6,500 must prove they can’t work

Reporter: Lobby correspondent
Date published: 20 July 2010


More than 6,500 incapacity benefit claimants in Oldham will be forced to prove they cannot work under government plans to scrap the hand-out by 2014.

The move is part of a cost-cutting measure which will see those who are genuinely ill switched to other benefits.

Those able to work will be transferred to Job Seekers’ Allowance, to save the taxpayer money.

Work Secretary Iain Duncan Smith estimates about 40 per cent of the country’s 2.6 million claimants will reach retirement age by 2014, leaving 1.5 million facing tough new testing.
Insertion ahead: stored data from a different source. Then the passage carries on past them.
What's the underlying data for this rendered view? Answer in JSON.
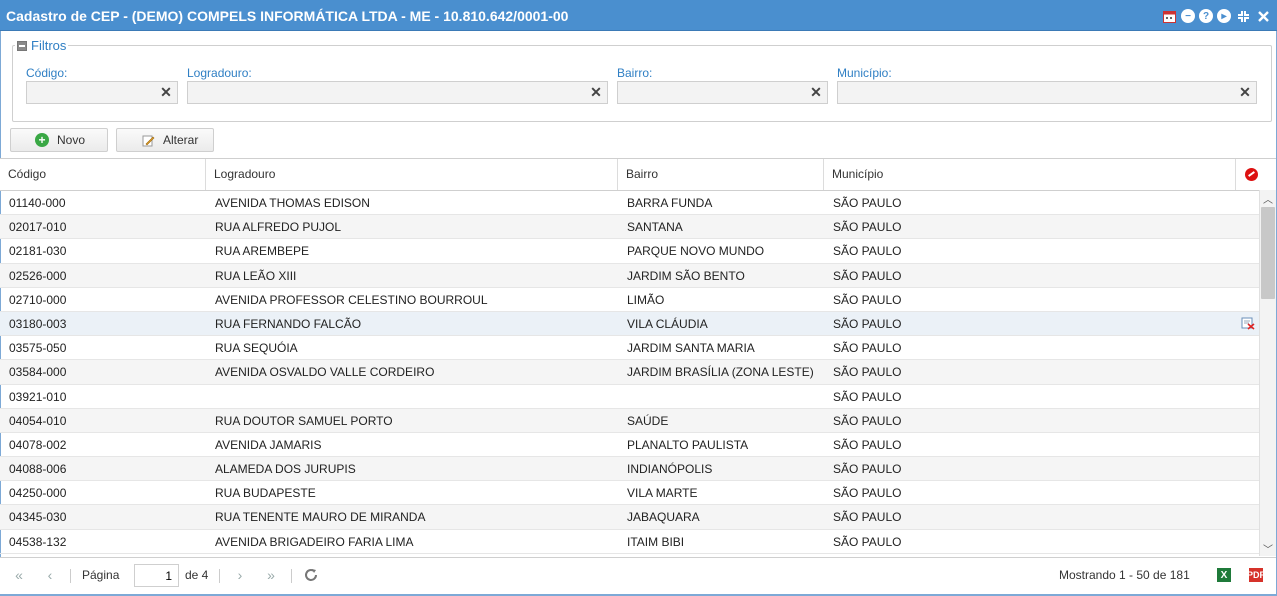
{
  "window": {
    "title": "Cadastro de CEP - (DEMO) COMPELS INFORMÁTICA LTDA - ME - 10.810.642/0001-00",
    "tools": [
      "calendar-icon",
      "minimize-icon",
      "help-icon",
      "play-icon",
      "collapse-icon",
      "close-icon"
    ]
  },
  "filters": {
    "legend": "Filtros",
    "fields": [
      {
        "label": "Código:",
        "value": ""
      },
      {
        "label": "Logradouro:",
        "value": ""
      },
      {
        "label": "Bairro:",
        "value": ""
      },
      {
        "label": "Município:",
        "value": ""
      }
    ]
  },
  "toolbar": {
    "new_label": "Novo",
    "edit_label": "Alterar"
  },
  "grid": {
    "columns": [
      "Código",
      "Logradouro",
      "Bairro",
      "Município"
    ],
    "rows": [
      {
        "codigo": "01140-000",
        "logradouro": "AVENIDA THOMAS EDISON",
        "bairro": "BARRA FUNDA",
        "municipio": "SÃO PAULO"
      },
      {
        "codigo": "02017-010",
        "logradouro": "RUA ALFREDO PUJOL",
        "bairro": "SANTANA",
        "municipio": "SÃO PAULO"
      },
      {
        "codigo": "02181-030",
        "logradouro": "RUA AREMBEPE",
        "bairro": "PARQUE NOVO MUNDO",
        "municipio": "SÃO PAULO"
      },
      {
        "codigo": "02526-000",
        "logradouro": "RUA LEÃO XIII",
        "bairro": "JARDIM SÃO BENTO",
        "municipio": "SÃO PAULO"
      },
      {
        "codigo": "02710-000",
        "logradouro": "AVENIDA PROFESSOR CELESTINO BOURROUL",
        "bairro": "LIMÃO",
        "municipio": "SÃO PAULO"
      },
      {
        "codigo": "03180-003",
        "logradouro": "RUA FERNANDO FALCÃO",
        "bairro": "VILA CLÁUDIA",
        "municipio": "SÃO PAULO"
      },
      {
        "codigo": "03575-050",
        "logradouro": "RUA SEQUÓIA",
        "bairro": "JARDIM SANTA MARIA",
        "municipio": "SÃO PAULO"
      },
      {
        "codigo": "03584-000",
        "logradouro": "AVENIDA OSVALDO VALLE CORDEIRO",
        "bairro": "JARDIM BRASÍLIA (ZONA LESTE)",
        "municipio": "SÃO PAULO"
      },
      {
        "codigo": "03921-010",
        "logradouro": "",
        "bairro": "",
        "municipio": "SÃO PAULO"
      },
      {
        "codigo": "04054-010",
        "logradouro": "RUA DOUTOR SAMUEL PORTO",
        "bairro": "SAÚDE",
        "municipio": "SÃO PAULO"
      },
      {
        "codigo": "04078-002",
        "logradouro": "AVENIDA JAMARIS",
        "bairro": "PLANALTO PAULISTA",
        "municipio": "SÃO PAULO"
      },
      {
        "codigo": "04088-006",
        "logradouro": "ALAMEDA DOS JURUPIS",
        "bairro": "INDIANÓPOLIS",
        "municipio": "SÃO PAULO"
      },
      {
        "codigo": "04250-000",
        "logradouro": "RUA BUDAPESTE",
        "bairro": "VILA MARTE",
        "municipio": "SÃO PAULO"
      },
      {
        "codigo": "04345-030",
        "logradouro": "RUA TENENTE MAURO DE MIRANDA",
        "bairro": "JABAQUARA",
        "municipio": "SÃO PAULO"
      },
      {
        "codigo": "04538-132",
        "logradouro": "AVENIDA BRIGADEIRO FARIA LIMA",
        "bairro": "ITAIM BIBI",
        "municipio": "SÃO PAULO"
      }
    ]
  },
  "pager": {
    "page_label": "Página",
    "page_value": "1",
    "of_label": "de 4",
    "summary": "Mostrando 1 - 50 de 181",
    "excel_icon": "X",
    "pdf_icon": "PDF"
  },
  "colors": {
    "titlebar": "#4a8fcf",
    "accent": "#2f7fc4"
  }
}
An estimated 6,510 claimants in Oldham — the equivalent of 60 per cent of the total — will be forced to undergo tough medical tests from March to make sure they are not faking their illnesses.

The Government says it is determined that every single UK claimant of incapacity benefit, currently worth £91 per week to long-term recipients, should be re-assessed, at a rate of 10,000 a week.
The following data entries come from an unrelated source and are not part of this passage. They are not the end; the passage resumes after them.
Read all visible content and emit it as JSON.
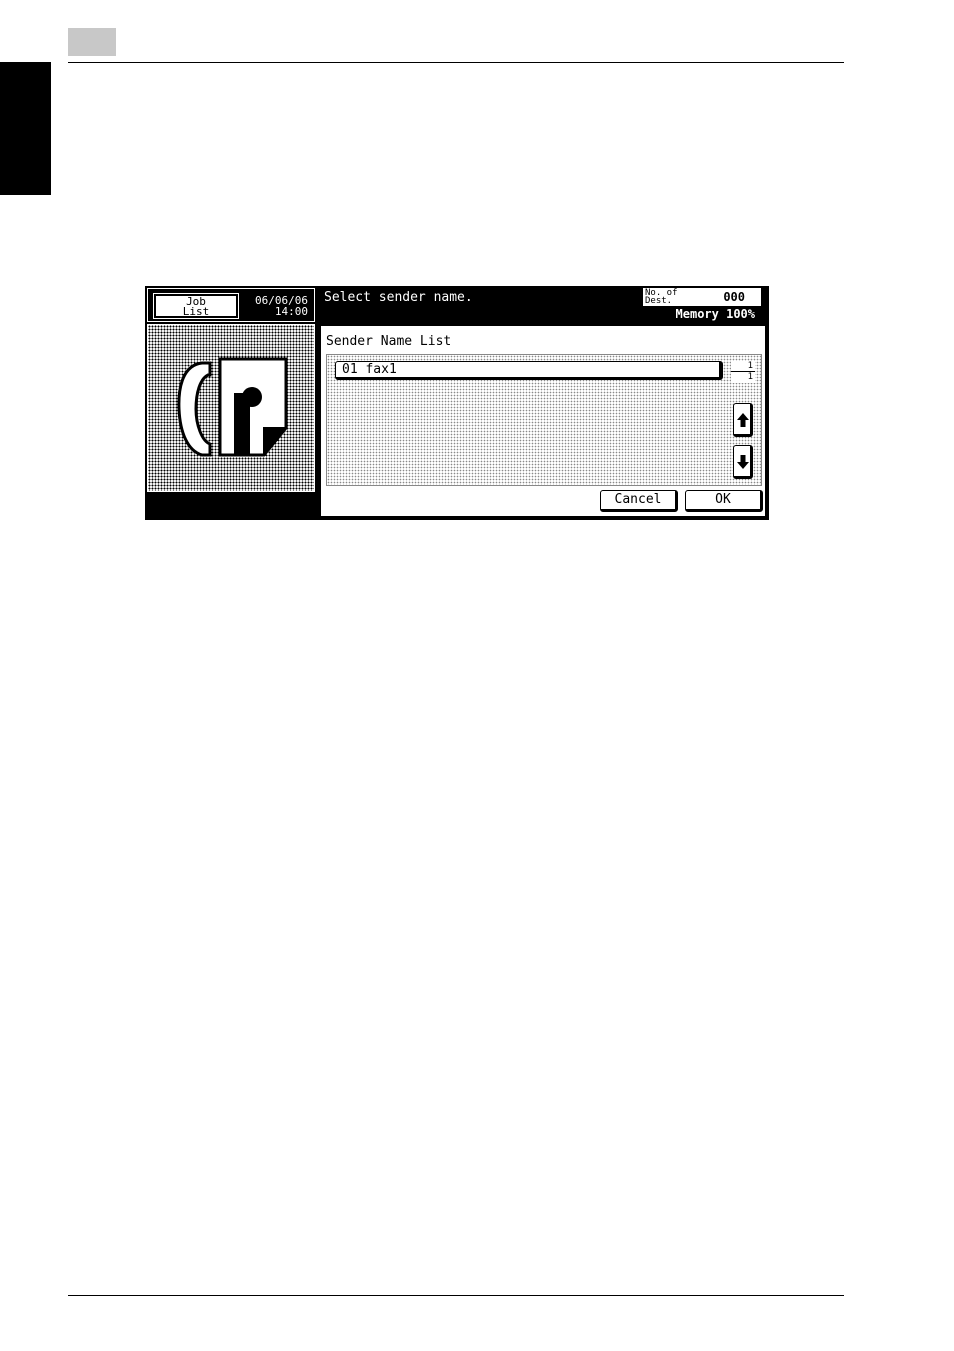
{
  "header": {
    "job_list_line1": "Job",
    "job_list_line2": "List",
    "date": "06/06/06",
    "time": "14:00",
    "message": "Select sender name.",
    "dest_label_line1": "No. of",
    "dest_label_line2": "Dest.",
    "dest_count": "000",
    "memory": "Memory 100%"
  },
  "sender_list": {
    "title": "Sender Name List",
    "items": [
      {
        "label": "01 fax1"
      }
    ],
    "page_current": "1",
    "page_total": "1"
  },
  "buttons": {
    "cancel": "Cancel",
    "ok": "OK"
  },
  "icons": {
    "fax_mode": "fax-phone-icon",
    "scroll_up": "arrow-up-icon",
    "scroll_down": "arrow-down-icon"
  }
}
Those who pass a Work Capability Assessment will be shifted on to the tougher Employment and Support Allowance (ESA), which all new claimants have received since its introduction by Labour in 2008.
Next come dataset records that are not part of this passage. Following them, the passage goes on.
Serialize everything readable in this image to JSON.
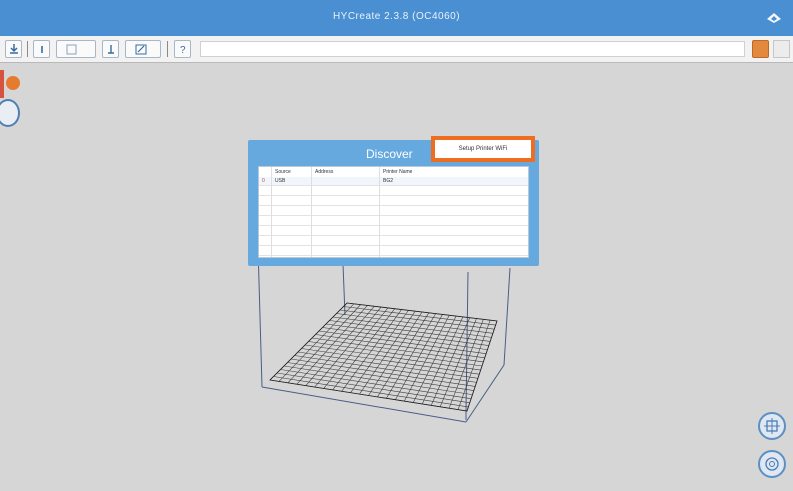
{
  "window": {
    "title": "HYCreate 2.3.8 (OC4060)"
  },
  "toolbar": {
    "buttons": [
      "download-icon",
      "info-icon",
      "grid-icon",
      "list-icon",
      "edit-icon",
      "help-icon"
    ]
  },
  "dialog": {
    "title": "Discover",
    "setup_button_label": "Setup Printer WiFi",
    "columns": [
      "Source",
      "Address",
      "Printer Name"
    ],
    "rows": [
      {
        "marker": "0",
        "source": "USB",
        "address": "",
        "printer_name": "BG2"
      }
    ]
  },
  "colors": {
    "titlebar": "#4a8fd2",
    "dialog": "#66a9df",
    "highlight": "#ee6d1f"
  }
}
While the sickest recipients of ESA receive a higher rate of £96 per week, the majority, judged to be less seriously ill, receive the same weekly payments as incapacity claimants — but only if they agree to take part in “work-focused interviews” and submit themselves to regular re-assessments. Those who fail the test completely are moved on to the lower Job Seekers’ Allowance, worth £65 per week.

Oldham East and Saddleworth MP Phil Woolas said: “This is an outrageous farce. We were told they were ditching targets, obviously targets only apply to the most vulnerable.

“I have no doubt that some people do swing the lead but to say 60 per cent do is an insult to the infirm and injured.”